L’Expression: On entend souvent parler de variétés et des procédés de leur obtention, mais, en réalité, nous ne savons pas exactement comment ils sont élaborés. Comment passe-t-on d’une variété instable à une variété stable génétiquement. Pouvez-vous nous éclairer sur ce point?
M. Kheddam: Effectivement, pour le grand public, il y a des ambiguïtés. Et sur ce point, permettez-moi de vous informer que le pain issu du grain de consommation passe par près de 15 années d’expérimentation avant de parvenir au consommateur. En fait, il y a toute une procédure et catégorisation dans l’élaboration de la variété. En céréaliculture et en culture de pomme de terre, par exemple, nous prenons pour point de départ, durant la première année, une petite qualité qui est multipliée pour donner la première génération, avec un rendement de 30 à 40 quintaux.
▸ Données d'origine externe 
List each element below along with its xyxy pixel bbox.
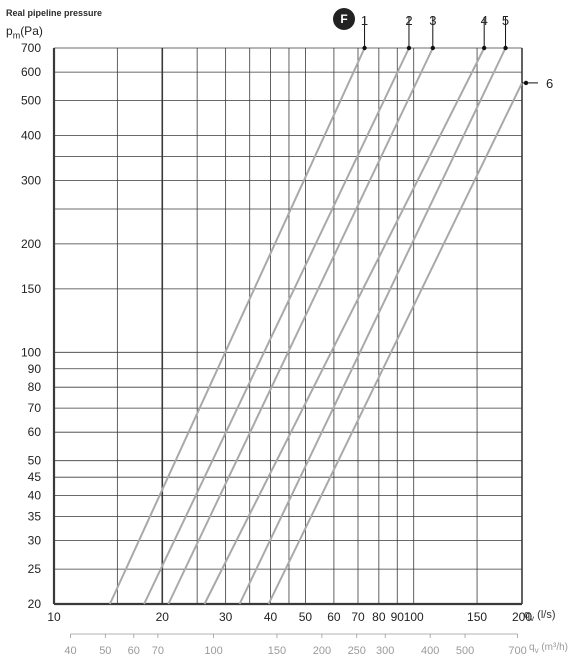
chart-title: Real pipeline pressure (6, 8, 103, 18)
y-tick-label: 25 (28, 562, 42, 576)
secondary-tick-label: 300 (376, 645, 394, 657)
y-tick-label: 90 (28, 362, 42, 376)
secondary-tick-label: 200 (313, 645, 331, 657)
series-line-1 (108, 47, 366, 605)
series-label-6: 6 (546, 76, 553, 91)
x-tick-label: 30 (219, 610, 233, 624)
series-label-1: 1 (361, 13, 368, 28)
secondary-tick-label: 500 (456, 645, 474, 657)
x-axis-unit-secondary: qv (m³/h) (529, 642, 569, 655)
series-line-6 (267, 82, 523, 605)
y-tick-label: 200 (21, 237, 41, 251)
secondary-tick-label: 40 (64, 645, 76, 657)
secondary-tick-label: 60 (128, 645, 140, 657)
series-label-4: 4 (481, 13, 488, 28)
secondary-tick-label: 100 (204, 645, 222, 657)
series-line-4 (203, 47, 486, 605)
x-tick-label: 200 (512, 610, 532, 624)
y-tick-label: 100 (21, 345, 41, 359)
y-tick-label: 40 (28, 489, 42, 503)
f-badge: F (333, 8, 355, 30)
x-tick-label: 20 (156, 610, 170, 624)
x-tick-label: 80 (372, 610, 386, 624)
y-tick-label: 20 (28, 597, 42, 611)
x-tick-label: 50 (299, 610, 313, 624)
series-marker-2 (406, 45, 412, 51)
secondary-tick-label: 150 (268, 645, 286, 657)
series-marker-5 (503, 45, 508, 51)
series-label-2: 2 (405, 13, 412, 28)
secondary-tick-label: 50 (99, 645, 111, 657)
y-tick-label: 300 (21, 174, 41, 188)
y-tick-label: 60 (28, 425, 42, 439)
series-line-3 (167, 47, 434, 605)
series-marker-6 (523, 80, 529, 86)
x-tick-label: 70 (351, 610, 365, 624)
y-tick-label: 80 (28, 380, 42, 394)
y-tick-label: 30 (28, 534, 42, 548)
x-tick-label: 10 (47, 610, 61, 624)
series-label-3: 3 (429, 13, 436, 28)
y-axis-label: pm(Pa) (6, 24, 43, 41)
y-tick-label: 45 (28, 470, 42, 484)
series-marker-1 (362, 45, 367, 51)
x-tick-label: 150 (467, 610, 487, 624)
y-tick-label: 50 (28, 454, 42, 468)
series-marker-4 (481, 45, 487, 51)
secondary-tick-label: 400 (421, 645, 439, 657)
y-tick-label: 150 (21, 282, 41, 296)
x-tick-label: 90 (391, 610, 405, 624)
y-tick-label: 600 (21, 65, 41, 79)
secondary-tick-label: 70 (152, 645, 164, 657)
y-tick-label: 500 (21, 94, 41, 108)
x-tick-label: 60 (327, 610, 341, 624)
x-tick-label: 40 (264, 610, 278, 624)
x-axis-unit-primary: qv (l/s) (524, 609, 556, 624)
series-line-2 (143, 47, 410, 605)
y-tick-label: 400 (21, 129, 41, 143)
series-line-5 (238, 47, 507, 605)
y-tick-label: 700 (21, 41, 41, 55)
series-marker-3 (430, 45, 436, 51)
secondary-tick-label: 700 (508, 645, 526, 657)
y-tick-label: 35 (28, 509, 42, 523)
x-tick-label: 100 (404, 610, 424, 624)
secondary-tick-label: 250 (348, 645, 366, 657)
series-label-5: 5 (502, 13, 509, 28)
y-tick-label: 70 (28, 401, 42, 415)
Si après contrôle, elle ne répond pas aux normes requises, cette génération sera encore multipliée pour donner une deuxième et une troisième génération. Après ces trois années de multiplication, nous obtenons un matériel végétal de «pré-base». A ce moment-là, nous avons suffisamment de matériel végétal pour passer aux essais de plein champ pour l’obtention d’un matériel dit «de base». Là, nous sommes à la quatrième génération.
Et c’est là que le flambeau est passé aux multiplicateurs de la certification, donc on va avoir une reproduction: RU. Ensuite la reproduction 2. Et enfin aboutir chez l’agriculteur, qui va encore une fois la multiplier. Toutes les personnes qui interviennent dans le procédé de multiplication d’une variété disposent d’un agrément. Et pour obtenir un élément aussi noble que la semence, la norme doit être relativement précise. C’est pourquoi, nous veillons à ce que cet itinéraire soit suivi et respecté. C’est notre rôle principal.
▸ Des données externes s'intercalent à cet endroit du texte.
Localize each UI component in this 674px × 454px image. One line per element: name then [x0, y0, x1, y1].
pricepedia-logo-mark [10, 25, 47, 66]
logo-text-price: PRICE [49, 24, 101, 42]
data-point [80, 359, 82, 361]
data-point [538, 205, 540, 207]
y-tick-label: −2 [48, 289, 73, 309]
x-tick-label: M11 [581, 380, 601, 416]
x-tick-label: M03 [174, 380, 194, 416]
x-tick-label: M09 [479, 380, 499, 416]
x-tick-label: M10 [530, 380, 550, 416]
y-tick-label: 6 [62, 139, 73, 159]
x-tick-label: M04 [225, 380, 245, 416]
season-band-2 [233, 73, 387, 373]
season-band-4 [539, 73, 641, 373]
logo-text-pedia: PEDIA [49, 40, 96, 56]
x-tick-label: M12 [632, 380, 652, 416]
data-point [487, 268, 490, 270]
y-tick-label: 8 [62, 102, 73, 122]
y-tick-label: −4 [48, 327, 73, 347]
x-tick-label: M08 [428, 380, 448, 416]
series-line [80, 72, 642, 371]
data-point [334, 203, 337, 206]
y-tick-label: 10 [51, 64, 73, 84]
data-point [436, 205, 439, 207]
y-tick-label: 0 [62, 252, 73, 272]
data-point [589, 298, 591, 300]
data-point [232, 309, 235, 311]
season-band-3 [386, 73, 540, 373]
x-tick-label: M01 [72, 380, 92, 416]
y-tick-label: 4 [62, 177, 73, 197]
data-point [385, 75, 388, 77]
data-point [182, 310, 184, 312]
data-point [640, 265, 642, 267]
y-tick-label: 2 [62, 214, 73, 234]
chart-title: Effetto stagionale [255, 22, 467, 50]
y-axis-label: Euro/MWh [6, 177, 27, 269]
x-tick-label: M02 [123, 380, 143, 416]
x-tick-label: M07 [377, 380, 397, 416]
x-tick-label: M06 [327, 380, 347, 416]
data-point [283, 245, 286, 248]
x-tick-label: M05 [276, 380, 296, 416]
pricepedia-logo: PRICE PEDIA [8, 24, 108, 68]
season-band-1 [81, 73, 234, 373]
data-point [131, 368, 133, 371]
L’Expression: Justement, vous parlez de multiplication d’une variété donnée, pouvez-vous nous expliquer la provenance des différents types de variétés? Y a -t-il une création variétale en Algérie ou s’agit-il juste d’une multiplication des variétés déjà existantes?
En fait, cela dépend de la variété en question. Pour les semences de céréales, nous disposons d’un institut technique qui produit le matériel de «pré-base» et «de base» en quantité suffisante. Depuis 1994 à ce jour, nous avons instauré une sorte d’autosuffisance. Tout au long de cette période, nous n’avons importé que de faibles quantités de semences de variétés nouvellement homologuées.
Nous pouvons dire que 99.5% de la semence sont issus de la production locale. Aussi et concernant la pomme de terre, nous avons une production à partir de la toute première génération, mais nous avons aussi une importation de 20 à 30% de matériel «de base». Et c’est ce dernier qui est multiplié chez nous deux ou trois fois pour aboutir à 100%. Aussi, nous produisons des plants à des pourcentages allant jusqu’à 90% et nous avons de 10 à 15% d’appoint en fonction du programme.
Pour ce qui est des semences maraîchères, c’est une autre paire de manches. Il s’agit, principalement, de semences hybrides importées à des taux de 80% à 90%. Et actuellement en Algérie, nous ne sommes pas en mesure de produire des hybrides. Car tout d’abord, cela demande une recherche très poussée et nous ne sommes pas à ce niveau-là, en plus les lignées parentales de ces hybrides ne sont connues que de leurs créateurs. C’est pourquoi, nous ne disposons que de variétés classiques, dite «fixées». Dans un sens, le recours à de la semence hybride, nous rend dépendant du marché extérieur.